Similar to Jean Prouvé’s buildings in West Africa, which were lifted off the ground in recognition of the local climate, Hofmann’s concrete building has a pilotis structure: slender, angular columns raise the black granite base of the building above ground level. These forms are imposing and rigid but, given their simple planar form, they keep the building open and transparent. The austere coutyard encasing the rectangular sliver of a reflecting pool and fountain feels both Moghul and Saarinen-esque. Elsewhere, the architects incorporated local materials such as kota stone from Rajasthan, marble, granite, and teak wood that lend the rational forms a tactile sensualness. In these ways, the embassy ultimately fulfills its original diplomatic intention. “It stands,” current ambassador Dr. Linus von Castemur explains, “whether explicitly or implicitly for values and idea; it represents one country within another.”

The main hall features objects from the Swiss Federal Art Collection.

Courtesy Ariel Huber

Switzerland in India

As we’ve seen, the project can be understood as an architectural exchange of ideas and forms. The reflecting pool, for example, is not just a pool, but also a cooling device, as is the high, inward slanting roof that provides natural ventilation from both below and above. Openness of form was a distinct trait of Western midcentury modern architecture but has always been a traditional element within the Indian vernacular. Yet the ground-level veranda and open meeting areas of the balcony areas go beyond any trite East-meets-West description.
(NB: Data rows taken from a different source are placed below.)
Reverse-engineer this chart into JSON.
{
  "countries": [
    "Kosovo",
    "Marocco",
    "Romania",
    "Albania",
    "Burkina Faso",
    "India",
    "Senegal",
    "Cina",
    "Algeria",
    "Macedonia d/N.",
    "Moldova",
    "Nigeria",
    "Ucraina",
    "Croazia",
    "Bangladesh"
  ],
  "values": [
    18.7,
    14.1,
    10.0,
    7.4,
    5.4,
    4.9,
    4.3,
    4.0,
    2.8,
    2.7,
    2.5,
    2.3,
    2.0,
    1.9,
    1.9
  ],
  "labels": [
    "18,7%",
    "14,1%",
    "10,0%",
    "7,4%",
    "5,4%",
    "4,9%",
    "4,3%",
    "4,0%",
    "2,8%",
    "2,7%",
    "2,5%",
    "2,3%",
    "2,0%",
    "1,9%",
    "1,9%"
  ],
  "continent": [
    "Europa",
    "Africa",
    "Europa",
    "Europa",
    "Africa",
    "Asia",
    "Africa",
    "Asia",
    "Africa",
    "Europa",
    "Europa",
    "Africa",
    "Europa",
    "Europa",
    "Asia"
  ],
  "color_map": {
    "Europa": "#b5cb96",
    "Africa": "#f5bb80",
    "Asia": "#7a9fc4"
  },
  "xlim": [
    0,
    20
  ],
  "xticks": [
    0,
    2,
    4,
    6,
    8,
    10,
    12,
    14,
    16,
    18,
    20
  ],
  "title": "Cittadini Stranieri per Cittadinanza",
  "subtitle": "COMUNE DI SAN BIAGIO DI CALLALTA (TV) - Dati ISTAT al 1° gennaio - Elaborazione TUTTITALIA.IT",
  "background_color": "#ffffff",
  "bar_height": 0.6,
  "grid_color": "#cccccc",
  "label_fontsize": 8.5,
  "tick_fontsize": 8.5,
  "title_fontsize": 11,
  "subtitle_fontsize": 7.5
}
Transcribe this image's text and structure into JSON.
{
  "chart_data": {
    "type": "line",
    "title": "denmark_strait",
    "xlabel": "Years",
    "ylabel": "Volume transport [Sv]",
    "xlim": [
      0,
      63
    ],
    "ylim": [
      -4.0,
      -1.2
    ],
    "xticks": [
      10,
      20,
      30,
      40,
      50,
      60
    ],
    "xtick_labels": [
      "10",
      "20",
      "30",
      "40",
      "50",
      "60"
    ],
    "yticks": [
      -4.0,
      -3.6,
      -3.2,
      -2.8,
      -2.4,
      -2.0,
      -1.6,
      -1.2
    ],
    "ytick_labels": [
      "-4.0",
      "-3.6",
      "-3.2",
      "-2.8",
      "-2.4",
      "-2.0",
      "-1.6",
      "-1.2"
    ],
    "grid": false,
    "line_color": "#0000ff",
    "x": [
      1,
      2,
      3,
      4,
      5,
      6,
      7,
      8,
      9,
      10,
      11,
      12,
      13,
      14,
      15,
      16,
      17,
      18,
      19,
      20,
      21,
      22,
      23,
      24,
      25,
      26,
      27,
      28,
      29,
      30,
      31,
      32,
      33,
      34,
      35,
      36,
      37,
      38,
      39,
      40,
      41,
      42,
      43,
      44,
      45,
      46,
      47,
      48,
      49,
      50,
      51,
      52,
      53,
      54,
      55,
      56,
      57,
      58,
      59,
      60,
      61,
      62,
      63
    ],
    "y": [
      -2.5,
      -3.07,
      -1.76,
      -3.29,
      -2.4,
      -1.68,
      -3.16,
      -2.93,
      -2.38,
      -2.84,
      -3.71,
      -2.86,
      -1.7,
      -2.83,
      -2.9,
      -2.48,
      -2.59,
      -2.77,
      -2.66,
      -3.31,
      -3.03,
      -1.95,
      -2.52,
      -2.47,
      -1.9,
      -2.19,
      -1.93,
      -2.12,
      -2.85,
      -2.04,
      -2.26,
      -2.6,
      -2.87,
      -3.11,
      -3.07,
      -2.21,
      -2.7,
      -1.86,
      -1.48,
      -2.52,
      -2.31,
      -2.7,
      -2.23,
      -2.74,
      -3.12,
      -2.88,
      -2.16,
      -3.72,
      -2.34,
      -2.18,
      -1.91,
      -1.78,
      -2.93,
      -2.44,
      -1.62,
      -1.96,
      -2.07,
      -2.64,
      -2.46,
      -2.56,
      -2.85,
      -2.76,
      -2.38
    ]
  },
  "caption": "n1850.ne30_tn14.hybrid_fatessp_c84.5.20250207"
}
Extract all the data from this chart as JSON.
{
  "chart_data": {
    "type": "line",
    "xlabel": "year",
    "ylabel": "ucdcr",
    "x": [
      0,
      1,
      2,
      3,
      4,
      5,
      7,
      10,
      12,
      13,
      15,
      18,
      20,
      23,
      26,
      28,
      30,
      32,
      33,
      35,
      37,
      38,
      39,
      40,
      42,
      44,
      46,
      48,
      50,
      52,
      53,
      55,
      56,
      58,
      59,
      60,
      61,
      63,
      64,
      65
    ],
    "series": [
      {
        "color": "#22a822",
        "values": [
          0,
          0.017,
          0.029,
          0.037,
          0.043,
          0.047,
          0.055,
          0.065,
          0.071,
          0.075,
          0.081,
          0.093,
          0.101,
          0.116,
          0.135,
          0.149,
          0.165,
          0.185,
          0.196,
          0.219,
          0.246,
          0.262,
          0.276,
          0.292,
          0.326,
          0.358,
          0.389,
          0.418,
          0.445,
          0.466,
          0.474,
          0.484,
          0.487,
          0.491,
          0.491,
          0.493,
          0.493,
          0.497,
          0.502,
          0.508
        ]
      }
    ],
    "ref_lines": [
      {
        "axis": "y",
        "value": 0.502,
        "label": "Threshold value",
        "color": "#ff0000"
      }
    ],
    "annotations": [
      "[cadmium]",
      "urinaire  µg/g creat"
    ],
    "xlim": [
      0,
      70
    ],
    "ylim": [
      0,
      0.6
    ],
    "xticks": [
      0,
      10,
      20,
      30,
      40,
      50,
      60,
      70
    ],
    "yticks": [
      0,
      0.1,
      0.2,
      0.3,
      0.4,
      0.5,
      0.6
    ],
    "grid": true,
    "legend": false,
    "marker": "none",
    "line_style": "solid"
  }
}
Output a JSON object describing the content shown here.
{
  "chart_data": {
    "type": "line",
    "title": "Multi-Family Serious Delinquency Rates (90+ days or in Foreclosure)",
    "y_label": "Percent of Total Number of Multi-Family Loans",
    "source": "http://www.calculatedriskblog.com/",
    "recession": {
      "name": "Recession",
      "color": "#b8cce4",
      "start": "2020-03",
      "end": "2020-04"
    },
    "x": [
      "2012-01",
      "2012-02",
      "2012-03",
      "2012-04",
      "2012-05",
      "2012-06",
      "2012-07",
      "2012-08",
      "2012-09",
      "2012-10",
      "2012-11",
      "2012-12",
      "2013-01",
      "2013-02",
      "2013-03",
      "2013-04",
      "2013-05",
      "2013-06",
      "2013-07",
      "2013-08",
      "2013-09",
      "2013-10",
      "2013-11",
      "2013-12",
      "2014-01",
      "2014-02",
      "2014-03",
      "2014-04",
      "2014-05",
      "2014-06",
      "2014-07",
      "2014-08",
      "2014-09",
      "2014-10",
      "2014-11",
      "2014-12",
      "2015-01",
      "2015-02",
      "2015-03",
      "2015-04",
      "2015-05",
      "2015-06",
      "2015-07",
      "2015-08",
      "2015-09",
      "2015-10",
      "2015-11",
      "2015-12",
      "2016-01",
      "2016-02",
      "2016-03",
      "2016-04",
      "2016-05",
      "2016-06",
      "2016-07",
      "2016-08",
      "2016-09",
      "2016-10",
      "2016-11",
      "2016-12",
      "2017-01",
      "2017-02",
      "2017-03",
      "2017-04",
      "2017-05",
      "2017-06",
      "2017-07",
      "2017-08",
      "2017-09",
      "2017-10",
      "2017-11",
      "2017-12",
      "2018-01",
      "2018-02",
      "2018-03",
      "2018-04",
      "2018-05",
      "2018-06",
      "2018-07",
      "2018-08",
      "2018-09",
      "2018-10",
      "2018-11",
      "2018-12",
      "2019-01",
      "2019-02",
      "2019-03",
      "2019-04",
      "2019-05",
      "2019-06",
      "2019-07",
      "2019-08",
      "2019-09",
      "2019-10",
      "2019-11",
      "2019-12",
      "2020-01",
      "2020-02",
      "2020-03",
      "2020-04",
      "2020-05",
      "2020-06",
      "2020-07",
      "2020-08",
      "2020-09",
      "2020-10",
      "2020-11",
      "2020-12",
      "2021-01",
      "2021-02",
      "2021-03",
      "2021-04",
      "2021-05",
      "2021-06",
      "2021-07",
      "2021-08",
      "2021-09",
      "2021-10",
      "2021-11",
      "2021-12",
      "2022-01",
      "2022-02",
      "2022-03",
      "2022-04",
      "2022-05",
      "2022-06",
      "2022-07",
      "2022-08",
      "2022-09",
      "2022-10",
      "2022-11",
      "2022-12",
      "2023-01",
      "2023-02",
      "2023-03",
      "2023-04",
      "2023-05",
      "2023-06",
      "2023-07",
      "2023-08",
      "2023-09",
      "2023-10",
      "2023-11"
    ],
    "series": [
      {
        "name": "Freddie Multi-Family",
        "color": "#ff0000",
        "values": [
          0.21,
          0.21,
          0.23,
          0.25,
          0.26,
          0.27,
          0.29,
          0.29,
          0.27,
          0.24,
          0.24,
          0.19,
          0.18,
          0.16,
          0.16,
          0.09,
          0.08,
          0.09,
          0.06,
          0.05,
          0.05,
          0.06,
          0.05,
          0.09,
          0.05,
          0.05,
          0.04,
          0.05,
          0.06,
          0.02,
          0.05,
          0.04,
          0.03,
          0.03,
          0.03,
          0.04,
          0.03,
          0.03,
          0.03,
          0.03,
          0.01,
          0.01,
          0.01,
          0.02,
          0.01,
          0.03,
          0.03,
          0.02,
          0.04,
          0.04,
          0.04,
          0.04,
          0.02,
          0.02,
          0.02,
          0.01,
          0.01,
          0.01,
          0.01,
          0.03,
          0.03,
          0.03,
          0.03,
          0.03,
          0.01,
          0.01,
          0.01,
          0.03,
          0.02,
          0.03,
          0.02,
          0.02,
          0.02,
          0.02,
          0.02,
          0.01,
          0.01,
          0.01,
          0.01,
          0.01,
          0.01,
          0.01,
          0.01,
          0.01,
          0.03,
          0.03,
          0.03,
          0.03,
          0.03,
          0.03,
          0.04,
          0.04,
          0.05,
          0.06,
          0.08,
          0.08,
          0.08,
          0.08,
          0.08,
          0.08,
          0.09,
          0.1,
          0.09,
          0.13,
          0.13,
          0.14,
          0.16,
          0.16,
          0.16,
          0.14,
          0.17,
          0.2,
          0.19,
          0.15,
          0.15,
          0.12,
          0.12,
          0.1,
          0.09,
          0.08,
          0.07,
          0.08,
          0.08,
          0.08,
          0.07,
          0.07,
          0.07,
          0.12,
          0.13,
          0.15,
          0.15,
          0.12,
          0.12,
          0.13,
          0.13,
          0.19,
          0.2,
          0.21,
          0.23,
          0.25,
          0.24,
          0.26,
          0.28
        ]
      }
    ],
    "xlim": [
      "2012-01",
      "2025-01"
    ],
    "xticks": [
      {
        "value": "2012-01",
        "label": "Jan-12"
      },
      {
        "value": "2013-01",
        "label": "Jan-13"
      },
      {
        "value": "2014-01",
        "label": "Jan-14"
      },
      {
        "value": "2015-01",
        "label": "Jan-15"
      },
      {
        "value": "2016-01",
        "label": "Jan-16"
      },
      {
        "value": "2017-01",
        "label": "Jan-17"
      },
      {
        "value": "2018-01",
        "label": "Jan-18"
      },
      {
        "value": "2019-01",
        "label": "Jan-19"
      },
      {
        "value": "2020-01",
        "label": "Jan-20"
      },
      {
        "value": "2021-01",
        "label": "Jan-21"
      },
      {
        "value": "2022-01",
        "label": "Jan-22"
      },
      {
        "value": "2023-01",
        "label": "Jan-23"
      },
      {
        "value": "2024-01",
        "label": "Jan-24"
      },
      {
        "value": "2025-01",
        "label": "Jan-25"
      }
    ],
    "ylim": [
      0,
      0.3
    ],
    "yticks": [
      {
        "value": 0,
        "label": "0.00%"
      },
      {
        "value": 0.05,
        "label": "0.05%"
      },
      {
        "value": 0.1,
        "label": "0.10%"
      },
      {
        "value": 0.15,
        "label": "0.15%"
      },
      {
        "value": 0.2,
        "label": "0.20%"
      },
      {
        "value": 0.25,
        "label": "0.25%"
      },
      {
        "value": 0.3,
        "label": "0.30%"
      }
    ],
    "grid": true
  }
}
The collaborative process that initially caused many delays in the completion of the Swiss Embassy has ultimately allowed the complex to age with grace. Apart from energy-related improvements, very few alterations to the building have been made. In celebration of the fiftieth anniversary, new furniture, lighting, and artwork have been installed. These upgrades (such as a stone installation from Bijoy Jain of Studio Mumbai, a bronze sculpture from Otto Müller, and paper works by graphic artist Urs Fischer) allude to a second bilateral relation—art and state. But once again, the overall effect in bringing together the cultural and the political is that of neutrality, and beauty in form.